Figure 4 illustrates how SuperGAG biopolymers could break the vicious cycle of IC/BPS by effectively restoring bladder impermeability. Without the continuous noxious stimulation of urinary solutes, it is possible that over a long term the bladder could return to normal. Second, the use of MRI to monitor bladder permeability provides a means to optimize the administration schedule so that impermeability is maintained between doses. We propose that maintaining continuous impermeability is crucial to preventing inflammation and allowing the normal, impermeable urothelium to be restored and potentially achieving downregulation of pain receptors and possibly the CNS changes that accompany chronic pain. In any case, without such long‐term maintenance of impermeability, healing is very unlikely.

We consider the current communication to be a demonstration of feasibility for developing a more proteoglycan‐like therapeutic for IC/BPS. The preliminary data presented here indicate an improvement in efficacy over CS itself. Planned future research to take this concept to the clinic will include further optimization of SuperGAG biopolymer compositions to enhance binding to the urothelium to enhance duration of action, additional animal studies to assess improved efficacy and optimize dosing frequency to maintain impermeability in animals. Such studies could be performed using MRI and a Gd‐labeled SuperGAG. , First in human clinical trials will then assess optimal dosing frequency in humans using well validated patient‐reported outcomes measures (e.g., O’Leary‐Sant questionnaires) and bladder MRI permeability measures that can determine for how long SuperGAG provides protection.

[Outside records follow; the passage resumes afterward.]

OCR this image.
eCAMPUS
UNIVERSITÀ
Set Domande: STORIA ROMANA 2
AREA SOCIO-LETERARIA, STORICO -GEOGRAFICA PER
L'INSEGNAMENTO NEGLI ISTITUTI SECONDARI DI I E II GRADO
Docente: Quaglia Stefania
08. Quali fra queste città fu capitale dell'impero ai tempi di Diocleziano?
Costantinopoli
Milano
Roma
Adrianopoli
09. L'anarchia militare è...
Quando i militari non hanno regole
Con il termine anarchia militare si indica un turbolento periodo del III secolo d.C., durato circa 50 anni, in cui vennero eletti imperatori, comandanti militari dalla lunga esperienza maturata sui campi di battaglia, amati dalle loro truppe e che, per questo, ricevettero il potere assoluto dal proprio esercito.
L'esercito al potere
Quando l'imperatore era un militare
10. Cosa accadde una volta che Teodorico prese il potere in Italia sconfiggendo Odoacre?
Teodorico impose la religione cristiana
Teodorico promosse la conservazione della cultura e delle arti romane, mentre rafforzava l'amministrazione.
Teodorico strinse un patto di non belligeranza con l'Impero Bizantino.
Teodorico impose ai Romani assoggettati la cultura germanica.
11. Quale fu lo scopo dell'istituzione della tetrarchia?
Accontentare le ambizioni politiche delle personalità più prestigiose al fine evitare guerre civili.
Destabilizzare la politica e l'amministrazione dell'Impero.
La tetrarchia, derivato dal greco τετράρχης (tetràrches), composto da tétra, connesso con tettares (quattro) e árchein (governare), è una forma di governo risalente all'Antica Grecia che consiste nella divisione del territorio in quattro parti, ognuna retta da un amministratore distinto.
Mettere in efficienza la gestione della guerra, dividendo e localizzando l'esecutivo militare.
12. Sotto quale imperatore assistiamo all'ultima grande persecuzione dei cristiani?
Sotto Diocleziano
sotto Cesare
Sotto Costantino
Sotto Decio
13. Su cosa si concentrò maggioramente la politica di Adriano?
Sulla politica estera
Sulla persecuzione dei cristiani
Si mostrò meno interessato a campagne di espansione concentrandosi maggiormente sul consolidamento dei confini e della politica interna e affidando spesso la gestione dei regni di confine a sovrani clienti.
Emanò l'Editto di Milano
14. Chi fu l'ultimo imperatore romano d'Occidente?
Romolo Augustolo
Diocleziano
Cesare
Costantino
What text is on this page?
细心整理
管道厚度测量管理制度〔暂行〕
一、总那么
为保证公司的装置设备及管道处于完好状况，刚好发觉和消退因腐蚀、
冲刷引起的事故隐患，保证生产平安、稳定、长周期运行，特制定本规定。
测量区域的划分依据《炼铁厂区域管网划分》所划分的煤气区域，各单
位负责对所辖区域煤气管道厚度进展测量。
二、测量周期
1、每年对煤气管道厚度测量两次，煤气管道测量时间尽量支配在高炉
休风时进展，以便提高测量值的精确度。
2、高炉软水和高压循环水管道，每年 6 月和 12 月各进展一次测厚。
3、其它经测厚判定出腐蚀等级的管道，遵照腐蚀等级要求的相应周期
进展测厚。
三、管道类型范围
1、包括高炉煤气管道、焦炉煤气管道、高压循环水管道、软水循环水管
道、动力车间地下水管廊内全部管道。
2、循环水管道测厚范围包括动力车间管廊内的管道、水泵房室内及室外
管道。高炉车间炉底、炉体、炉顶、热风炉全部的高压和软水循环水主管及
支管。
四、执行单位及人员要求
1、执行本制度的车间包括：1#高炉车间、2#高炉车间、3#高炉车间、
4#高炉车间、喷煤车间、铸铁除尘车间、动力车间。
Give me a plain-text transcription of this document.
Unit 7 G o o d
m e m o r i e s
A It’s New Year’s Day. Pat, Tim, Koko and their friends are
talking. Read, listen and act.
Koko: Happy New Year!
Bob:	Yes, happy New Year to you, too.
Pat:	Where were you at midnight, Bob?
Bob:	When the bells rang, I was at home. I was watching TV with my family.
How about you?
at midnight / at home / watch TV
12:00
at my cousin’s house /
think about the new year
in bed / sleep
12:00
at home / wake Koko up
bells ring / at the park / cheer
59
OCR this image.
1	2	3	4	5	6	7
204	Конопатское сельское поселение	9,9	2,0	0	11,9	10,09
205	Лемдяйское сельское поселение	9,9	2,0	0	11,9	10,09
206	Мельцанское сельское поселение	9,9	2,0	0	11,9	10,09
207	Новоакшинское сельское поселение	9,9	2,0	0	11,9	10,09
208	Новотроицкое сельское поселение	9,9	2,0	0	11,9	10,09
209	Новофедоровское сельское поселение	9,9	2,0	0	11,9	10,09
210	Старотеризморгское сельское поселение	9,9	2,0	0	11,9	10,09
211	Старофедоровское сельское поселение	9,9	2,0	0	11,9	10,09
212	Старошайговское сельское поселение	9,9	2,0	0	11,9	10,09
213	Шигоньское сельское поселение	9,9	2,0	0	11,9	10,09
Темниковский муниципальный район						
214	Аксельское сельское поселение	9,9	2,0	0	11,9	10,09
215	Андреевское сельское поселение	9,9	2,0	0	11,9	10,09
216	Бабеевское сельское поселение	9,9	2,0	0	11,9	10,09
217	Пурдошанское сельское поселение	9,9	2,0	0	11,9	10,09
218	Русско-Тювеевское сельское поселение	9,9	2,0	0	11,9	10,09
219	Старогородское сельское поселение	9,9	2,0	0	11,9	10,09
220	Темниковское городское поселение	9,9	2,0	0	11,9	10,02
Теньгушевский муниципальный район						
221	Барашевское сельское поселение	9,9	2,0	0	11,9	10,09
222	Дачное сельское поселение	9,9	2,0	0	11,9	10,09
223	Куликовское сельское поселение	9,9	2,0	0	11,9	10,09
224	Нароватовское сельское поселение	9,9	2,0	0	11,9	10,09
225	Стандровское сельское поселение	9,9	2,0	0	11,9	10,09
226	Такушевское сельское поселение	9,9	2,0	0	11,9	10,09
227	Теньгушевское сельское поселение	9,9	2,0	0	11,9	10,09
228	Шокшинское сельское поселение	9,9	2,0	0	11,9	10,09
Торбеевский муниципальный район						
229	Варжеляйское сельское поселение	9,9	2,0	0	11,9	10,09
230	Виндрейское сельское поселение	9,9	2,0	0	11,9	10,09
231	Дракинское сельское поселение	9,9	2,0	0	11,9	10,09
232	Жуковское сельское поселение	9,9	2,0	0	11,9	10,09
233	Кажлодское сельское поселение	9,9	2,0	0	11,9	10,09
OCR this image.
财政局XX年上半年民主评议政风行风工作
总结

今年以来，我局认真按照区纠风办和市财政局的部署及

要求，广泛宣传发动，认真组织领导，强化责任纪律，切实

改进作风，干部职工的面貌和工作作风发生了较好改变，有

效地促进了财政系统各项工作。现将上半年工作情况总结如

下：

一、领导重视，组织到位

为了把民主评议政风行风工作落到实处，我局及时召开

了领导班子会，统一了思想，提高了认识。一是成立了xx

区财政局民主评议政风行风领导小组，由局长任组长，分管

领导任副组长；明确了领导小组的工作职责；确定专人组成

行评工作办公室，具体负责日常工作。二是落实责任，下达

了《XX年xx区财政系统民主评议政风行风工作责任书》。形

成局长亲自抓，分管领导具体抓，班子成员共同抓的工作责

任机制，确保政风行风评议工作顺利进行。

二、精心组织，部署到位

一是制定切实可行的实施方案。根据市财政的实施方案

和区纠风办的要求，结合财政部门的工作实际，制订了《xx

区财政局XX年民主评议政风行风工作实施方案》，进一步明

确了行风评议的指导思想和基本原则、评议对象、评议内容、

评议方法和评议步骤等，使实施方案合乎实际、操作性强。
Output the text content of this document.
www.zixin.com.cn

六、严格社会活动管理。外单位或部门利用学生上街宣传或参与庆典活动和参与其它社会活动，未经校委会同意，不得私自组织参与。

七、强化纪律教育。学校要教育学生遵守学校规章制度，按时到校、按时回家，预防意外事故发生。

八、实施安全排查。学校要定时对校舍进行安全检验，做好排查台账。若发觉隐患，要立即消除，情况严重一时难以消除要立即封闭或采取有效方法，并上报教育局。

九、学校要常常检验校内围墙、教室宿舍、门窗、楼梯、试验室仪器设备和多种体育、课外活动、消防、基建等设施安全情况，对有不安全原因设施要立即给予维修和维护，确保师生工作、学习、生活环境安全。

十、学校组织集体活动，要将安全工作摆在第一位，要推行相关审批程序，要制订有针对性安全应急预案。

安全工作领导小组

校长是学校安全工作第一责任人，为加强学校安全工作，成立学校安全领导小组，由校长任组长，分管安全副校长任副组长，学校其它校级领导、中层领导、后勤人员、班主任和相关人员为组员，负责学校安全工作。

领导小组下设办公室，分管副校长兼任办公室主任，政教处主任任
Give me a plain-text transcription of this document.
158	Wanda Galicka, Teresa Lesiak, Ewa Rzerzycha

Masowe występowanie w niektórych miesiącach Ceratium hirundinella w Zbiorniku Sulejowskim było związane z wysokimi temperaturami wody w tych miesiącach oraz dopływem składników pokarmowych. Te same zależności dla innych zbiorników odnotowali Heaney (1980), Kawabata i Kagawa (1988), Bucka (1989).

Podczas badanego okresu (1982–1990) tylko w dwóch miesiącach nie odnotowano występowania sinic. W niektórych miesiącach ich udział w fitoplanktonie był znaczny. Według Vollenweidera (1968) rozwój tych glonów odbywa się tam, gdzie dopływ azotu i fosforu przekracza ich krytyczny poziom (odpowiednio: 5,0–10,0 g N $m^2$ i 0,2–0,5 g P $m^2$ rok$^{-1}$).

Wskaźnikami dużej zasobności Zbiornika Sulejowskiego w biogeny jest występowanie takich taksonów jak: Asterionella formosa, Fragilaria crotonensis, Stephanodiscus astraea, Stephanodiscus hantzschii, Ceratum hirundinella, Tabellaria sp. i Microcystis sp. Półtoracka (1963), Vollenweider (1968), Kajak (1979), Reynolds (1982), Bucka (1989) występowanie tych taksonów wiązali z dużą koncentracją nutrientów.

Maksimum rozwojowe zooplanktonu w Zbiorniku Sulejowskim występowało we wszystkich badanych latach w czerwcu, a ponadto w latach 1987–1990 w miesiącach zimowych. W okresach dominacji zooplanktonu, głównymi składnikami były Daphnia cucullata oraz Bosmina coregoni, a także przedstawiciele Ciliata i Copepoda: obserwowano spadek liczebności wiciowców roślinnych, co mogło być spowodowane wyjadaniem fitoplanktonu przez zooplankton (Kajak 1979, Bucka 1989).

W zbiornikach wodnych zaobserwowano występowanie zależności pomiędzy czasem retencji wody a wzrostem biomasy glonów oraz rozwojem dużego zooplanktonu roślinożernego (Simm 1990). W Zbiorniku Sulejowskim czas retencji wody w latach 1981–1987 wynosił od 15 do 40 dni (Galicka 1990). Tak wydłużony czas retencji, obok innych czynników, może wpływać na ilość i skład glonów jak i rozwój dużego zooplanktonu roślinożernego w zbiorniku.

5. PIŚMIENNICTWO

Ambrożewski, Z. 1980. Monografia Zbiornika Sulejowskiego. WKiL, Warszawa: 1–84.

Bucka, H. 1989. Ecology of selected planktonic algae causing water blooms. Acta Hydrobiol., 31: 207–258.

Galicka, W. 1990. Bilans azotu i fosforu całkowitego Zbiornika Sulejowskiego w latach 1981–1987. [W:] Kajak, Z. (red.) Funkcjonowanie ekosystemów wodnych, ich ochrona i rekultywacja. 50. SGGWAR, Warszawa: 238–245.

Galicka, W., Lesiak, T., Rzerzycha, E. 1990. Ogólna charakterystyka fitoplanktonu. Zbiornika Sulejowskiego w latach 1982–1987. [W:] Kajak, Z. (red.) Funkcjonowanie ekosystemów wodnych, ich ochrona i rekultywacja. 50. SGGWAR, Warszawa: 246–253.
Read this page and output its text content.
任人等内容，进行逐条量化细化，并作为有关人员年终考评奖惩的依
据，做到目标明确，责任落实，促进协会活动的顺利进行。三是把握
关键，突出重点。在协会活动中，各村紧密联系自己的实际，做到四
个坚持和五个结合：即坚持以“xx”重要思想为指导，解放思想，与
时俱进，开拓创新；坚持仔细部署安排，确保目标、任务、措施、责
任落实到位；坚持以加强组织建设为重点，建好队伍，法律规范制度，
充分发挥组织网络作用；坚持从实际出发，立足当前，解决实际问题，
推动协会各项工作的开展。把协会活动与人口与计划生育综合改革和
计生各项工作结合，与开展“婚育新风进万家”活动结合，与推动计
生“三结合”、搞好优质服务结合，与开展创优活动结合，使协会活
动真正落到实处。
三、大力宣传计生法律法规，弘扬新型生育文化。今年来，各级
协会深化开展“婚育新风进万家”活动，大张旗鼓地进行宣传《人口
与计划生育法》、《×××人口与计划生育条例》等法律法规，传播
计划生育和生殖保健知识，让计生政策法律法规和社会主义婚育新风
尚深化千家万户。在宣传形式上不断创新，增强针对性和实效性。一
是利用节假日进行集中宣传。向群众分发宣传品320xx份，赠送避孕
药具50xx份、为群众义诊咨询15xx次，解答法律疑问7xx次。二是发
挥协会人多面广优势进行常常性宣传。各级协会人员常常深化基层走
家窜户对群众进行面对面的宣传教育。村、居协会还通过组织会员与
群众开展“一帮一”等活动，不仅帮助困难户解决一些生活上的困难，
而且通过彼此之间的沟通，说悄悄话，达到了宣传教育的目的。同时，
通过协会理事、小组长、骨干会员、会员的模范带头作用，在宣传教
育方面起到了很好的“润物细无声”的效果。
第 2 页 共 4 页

We conclude that high molecular weight SuperGAG biopolymers are effective in restoring urothelial impermeability and reducing pain produced by loss of the GAG layer on the urothelium in rodent models of bladder permeability. SuperGAG biopolymers could offer a novel and effective therapy for IC/BPS, particularly if combined with MRI to assess the efficacy of the therapy.

CONFLICTS OF INTEREST

REH, HCS, and THJ are employed by Glycologix, LLC and GRS is a member of the Scientific Advisory Board of Glycologix, LLC.

Funding information

This work was supported by the National Institutes of Health National institute of Diabetes and Digestive and Kidney Diseases [Grant 1R43 DK116356‐01].